- PEPE dropped 17% in 24 hours, erasing most of its monthly gains, as selling pressure intensified across the derivatives market.
- Bearish signals dominate, with rising liquidations on long positions, falling open interest, and sellers paying premiums to maintain shorts.
- Despite the drop, some buyers are accumulating, with over $69M in purchases this past week, though further downside toward $0.000008777 remains possible if bearish momentum continues.
So, yeah—Pepe [PEPE] just got hit hard. The memecoin shed a rough 17% in the last 24 hours alone, wiping out a good chunk of its recent gains. Oddly enough though, it’s still sitting on a decent 25% rise over the past month. Kinda messy, but that’s crypto for you. Right now? The vibe in the market says there’s room for even more downside. And sellers? Oh, they’re not letting up.

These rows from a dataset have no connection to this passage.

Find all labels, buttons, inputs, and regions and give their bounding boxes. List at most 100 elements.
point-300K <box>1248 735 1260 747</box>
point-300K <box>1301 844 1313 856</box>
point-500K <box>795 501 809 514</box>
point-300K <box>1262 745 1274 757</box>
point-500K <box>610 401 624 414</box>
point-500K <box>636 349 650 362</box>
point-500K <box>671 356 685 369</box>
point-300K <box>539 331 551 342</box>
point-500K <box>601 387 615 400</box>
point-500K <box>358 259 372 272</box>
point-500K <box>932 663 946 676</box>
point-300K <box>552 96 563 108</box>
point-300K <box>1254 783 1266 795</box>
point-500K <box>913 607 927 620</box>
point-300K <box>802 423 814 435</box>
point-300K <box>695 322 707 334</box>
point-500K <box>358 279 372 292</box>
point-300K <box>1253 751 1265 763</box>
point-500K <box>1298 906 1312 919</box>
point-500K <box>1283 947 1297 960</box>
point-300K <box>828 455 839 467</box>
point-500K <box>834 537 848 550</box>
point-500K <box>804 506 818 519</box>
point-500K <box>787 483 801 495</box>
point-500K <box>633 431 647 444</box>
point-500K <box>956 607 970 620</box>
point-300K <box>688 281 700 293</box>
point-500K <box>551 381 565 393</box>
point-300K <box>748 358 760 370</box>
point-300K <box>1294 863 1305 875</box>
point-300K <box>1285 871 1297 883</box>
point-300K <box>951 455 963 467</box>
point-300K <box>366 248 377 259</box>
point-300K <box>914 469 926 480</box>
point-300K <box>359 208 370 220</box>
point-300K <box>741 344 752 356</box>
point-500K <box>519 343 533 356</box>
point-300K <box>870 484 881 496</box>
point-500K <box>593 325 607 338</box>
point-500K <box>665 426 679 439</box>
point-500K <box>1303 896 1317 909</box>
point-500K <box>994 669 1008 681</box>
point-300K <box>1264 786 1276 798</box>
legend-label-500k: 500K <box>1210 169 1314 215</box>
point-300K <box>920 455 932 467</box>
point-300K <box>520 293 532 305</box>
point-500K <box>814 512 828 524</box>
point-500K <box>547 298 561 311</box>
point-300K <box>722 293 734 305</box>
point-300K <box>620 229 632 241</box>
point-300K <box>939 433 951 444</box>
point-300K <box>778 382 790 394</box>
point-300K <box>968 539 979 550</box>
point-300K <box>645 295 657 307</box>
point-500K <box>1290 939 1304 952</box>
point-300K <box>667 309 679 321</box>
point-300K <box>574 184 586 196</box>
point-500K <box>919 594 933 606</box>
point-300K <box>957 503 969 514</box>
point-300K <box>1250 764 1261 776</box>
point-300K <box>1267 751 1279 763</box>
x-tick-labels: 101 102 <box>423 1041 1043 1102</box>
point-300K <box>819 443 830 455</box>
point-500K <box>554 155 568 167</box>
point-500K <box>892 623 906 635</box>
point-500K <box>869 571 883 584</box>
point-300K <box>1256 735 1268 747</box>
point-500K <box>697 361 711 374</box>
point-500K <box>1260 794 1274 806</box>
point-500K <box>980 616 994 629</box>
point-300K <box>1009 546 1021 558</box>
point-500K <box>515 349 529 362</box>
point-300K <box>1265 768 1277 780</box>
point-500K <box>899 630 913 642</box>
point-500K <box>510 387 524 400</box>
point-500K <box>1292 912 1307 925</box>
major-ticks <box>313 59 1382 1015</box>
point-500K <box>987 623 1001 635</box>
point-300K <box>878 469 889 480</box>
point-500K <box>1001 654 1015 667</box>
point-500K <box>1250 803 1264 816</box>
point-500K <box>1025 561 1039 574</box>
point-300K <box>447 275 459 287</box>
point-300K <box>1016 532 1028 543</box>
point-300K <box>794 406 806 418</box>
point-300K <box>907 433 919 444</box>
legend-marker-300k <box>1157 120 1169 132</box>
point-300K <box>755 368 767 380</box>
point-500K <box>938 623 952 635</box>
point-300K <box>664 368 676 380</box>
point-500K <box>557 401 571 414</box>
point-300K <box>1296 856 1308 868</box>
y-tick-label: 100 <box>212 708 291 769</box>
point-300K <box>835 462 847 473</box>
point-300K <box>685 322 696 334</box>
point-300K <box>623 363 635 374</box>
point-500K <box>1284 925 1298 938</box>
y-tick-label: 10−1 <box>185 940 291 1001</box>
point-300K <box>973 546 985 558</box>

Selling Pressure’s Heating Up
Things are looking shaky. Sellers have the upper hand, that much is clear. About 50.77% of derivatives market volume is coming straight from sell-side activity—that’s not a small number. Plus, Open Interest (OI) has dipped 23%, which usually hints at traders bailing on their positions. Losses? Pretty brutal. In just one day, long traders lost $7.32 million out of $8.97 million total in liquidations. That’s a red flag. Longs are getting wrecked, and bearish momentum is clearly steering this ship.

Bears Are Paying to Keep the Momentum
Here’s something telling: Funding Rates have flipped negative, big time. At -0.0078%, sellers are literally paying to keep short positions open. That usually means the market’s leaning hard in their favor, with Futures prices lagging spot prices. So yeah, the trend is kinda clear. If that pattern keeps up—dropping OI, aggressive selling—PEPE might just keep slipping. And it could get uglier before it gets better.

Buyers Are Still Around—But It’s Risky
Weirdly, not everyone’s running for the hills. Some folks are still scooping up PEPE, especially in the spot market. Over $1.59 million in PEPE was snapped up just in the past day. And zooming out, around $69.3 million was accumulated in the past week. That’s not pocket change. Add to that: Bollinger Bands are flashing oversold territory. Every time PEPE dips below the red band, it’s bounced back big… historically at least. That said, it’s not all sunshine. If this selling spiral keeps spinning, we could see the price head toward $0.000008777. The chance is slim—but not zero.